All or None Isn’t A Good System of Governance: North Carolina’s Sole Fiduciary
A couple of days ago Janet Cowell decided not to run for reelection as Treasurer of North Carolina. As a result we will have an open election in 2016 to select someone to act as the sole fiduciary for the state’s $90 billion public pension plan. Although the North Carolina State Treasurer has a myriad of responsibilities, the stewardship of the pension plan probably has the greatest long-term consequences for the financial well-being of the state and the retirement security of civil servants.
The North Carolina Constitution does not specify any particular substantive qualifications for the position of State Treasurer (it only provides that the Attorney General has to be a lawyer). Thus, the voters, state employees, teachers, and first responders are about to engage in a risky proposition. They’ve got to hope that the next Treasurer has financial experience, reasonable judgment, and an honorable character. Moreover, they’ve got to trust that the next Treasurer will keep political influence to a minimum.
Unfortunately, the election process does not lend itself to selecting a candidate based on the requirements of the job. The next Treasurer will be largely determined by the party affiliation of the next President and Governor of North Carolina. The particular qualifications of the Republican and Democratic contenders will hardly matter. Even if a candidate were eminently qualified, it would be next to impossible to properly inform the voters in the cacophony that is a general election.
No one would retain a money manager for her personal accounts or retirement savings via an election process. No one would invest in a mutual fund if the portfolio manager were selected by the vote of the general public. And yet anyone who pays the filing fee can run for State Treasurer and the job of investing $90 billion.
Fortunately, North Carolina has had three good treasurers in the last fifty years. Harlan Boyles, Richard Moore, and Janet Cowell have been reasonable stewards of the pension plan and kept political influence to a tolerable level. A quick aside: anyone who thinks that there isn’t some level of politics involved in the investment decisions of pension assets is terribly naïve. North Carolinians can only hope that their string of luck continues.

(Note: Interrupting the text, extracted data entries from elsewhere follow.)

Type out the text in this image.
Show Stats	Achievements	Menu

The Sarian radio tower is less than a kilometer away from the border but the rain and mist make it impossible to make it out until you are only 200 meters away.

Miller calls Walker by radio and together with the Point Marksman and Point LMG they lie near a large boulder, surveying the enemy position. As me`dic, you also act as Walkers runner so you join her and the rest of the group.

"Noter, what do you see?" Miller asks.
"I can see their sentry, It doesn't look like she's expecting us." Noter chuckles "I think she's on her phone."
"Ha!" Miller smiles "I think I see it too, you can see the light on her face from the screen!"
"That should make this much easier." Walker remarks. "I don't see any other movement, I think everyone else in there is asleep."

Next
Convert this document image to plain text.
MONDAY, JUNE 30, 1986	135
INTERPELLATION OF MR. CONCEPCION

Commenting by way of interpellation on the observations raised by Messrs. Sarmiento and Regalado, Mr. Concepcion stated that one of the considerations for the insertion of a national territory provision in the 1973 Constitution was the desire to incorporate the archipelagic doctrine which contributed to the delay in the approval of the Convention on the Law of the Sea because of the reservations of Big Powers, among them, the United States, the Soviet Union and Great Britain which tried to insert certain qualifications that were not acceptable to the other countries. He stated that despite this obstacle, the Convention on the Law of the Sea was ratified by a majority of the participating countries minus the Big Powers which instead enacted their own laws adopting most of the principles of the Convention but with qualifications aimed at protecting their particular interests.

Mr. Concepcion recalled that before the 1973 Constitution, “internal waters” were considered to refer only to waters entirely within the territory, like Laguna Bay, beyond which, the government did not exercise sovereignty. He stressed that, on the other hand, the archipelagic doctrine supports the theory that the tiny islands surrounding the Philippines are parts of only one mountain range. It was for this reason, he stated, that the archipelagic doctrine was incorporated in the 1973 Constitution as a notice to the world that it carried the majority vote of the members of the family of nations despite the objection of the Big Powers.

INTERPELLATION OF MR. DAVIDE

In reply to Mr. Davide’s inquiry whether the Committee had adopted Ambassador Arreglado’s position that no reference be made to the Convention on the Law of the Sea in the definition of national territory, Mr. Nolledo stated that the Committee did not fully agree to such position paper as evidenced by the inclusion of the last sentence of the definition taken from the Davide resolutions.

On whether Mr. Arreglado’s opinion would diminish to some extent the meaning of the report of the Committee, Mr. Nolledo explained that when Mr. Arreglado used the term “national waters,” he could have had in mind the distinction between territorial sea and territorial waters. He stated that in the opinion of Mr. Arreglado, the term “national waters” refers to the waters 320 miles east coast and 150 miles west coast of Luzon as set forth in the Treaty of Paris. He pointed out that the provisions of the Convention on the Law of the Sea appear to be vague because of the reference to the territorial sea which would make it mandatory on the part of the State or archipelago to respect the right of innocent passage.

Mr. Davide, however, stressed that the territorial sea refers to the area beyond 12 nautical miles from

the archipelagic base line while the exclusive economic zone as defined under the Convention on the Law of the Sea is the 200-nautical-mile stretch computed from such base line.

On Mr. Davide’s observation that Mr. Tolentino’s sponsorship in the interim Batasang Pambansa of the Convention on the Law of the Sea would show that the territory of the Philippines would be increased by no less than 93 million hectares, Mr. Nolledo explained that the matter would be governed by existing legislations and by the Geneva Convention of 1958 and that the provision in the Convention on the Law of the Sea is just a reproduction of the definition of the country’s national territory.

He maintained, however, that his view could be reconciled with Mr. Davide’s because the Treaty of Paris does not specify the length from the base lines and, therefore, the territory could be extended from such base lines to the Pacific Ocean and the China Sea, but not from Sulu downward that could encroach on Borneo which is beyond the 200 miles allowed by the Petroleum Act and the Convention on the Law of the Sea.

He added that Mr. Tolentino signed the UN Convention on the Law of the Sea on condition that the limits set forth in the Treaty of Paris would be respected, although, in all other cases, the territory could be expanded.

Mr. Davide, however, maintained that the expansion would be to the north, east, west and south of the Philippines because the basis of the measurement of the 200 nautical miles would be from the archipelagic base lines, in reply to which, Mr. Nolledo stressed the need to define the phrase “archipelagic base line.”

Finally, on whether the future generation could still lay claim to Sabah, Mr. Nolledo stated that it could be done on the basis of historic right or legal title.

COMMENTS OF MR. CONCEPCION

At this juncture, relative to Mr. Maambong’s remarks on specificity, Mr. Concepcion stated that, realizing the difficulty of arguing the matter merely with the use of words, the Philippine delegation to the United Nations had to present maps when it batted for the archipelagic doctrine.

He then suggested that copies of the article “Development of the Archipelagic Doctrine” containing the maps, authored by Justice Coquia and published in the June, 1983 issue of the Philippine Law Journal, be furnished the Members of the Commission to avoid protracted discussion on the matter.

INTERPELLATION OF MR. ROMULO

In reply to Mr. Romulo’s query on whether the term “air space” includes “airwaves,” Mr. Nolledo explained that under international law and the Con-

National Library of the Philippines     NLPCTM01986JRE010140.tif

Well over a year ago, Treasurer Cowell appointed a commission to look at this very question and propose alternatives to the sole fiduciary model. Regrettably Treasurer Cowell never took up any of the commission’s proposals either to enhance the role of the existing advisory committee or create a board of trustees to share control over pension investments.
Investment boards are far from perfect. As I’ve described in recent posts, the boards at CalPERS and CalSTRS don’t seem up to the task of overseeing their pensions’ private equity exposure. Moreover, there are all too many instances when public pension boards have endorsed strategies or hired managers based on faulty information or political influence. Nonetheless, I have come to the view that it is riskier to empower a single elected official rather than appoint a board to oversee billions in pension assets and dole out hundreds of millions of dollars in management fees. On a board there’s some chance that a dissident or two will speak up when investment policy steers off course. For example, at CalPERS J.J. Jelencic has single-handedly forced the nation’s largest public pension to examine the true costs of its private equity program. And California State Treasurer John Chiang, an ex-officio member of CalPERS and CalSTRS, has introduced a proposal to force the pension plans to make better disclosure (My friends at Naked Capitalism have done an excellent analysis of Treasurer Chiang’s proposal, as well as its short-comings).
When Treasurer Cowell leaves office in early 2017, North Carolina will undergo a complete turnover of the decision-making process. In all likelihood, the new treasurer will hire a new CIO and replace one or more of the professionals overseeing a particular asset class. These changes will drain the pension plan of its institutional memory and disrupt one or more long-term investment programs. A board better preserves institutional memory and continuity because trustees tend to depart and join one at a time.
I’ve been a critic of Treasurer Cowell’s big commitment to alternative investments and her program to direct investment into North Carolina. The Treasurer is far from alone in pushing the pension plan in this direction. Almost every large public pension plan is drinking the alternative investment Kool Aid being served up by hedge fund and private equity managers, and many plans are trying to steer investments into their home states. While I disagree with these policies, I continue to believe that North Carolinians were well-served by Treasurer Cowell.
I don’t expect Treasurer Cowell to reverse course on alternative investments or in-state investments during the remainder of her term. However, I hope she will become an advocate for a board of trustees to oversee the investments of our public pension. The next State Treasurer will be the sole fiduciary of the pension’s investments. Let’s hope the eventual winner is the last sole fiduciary.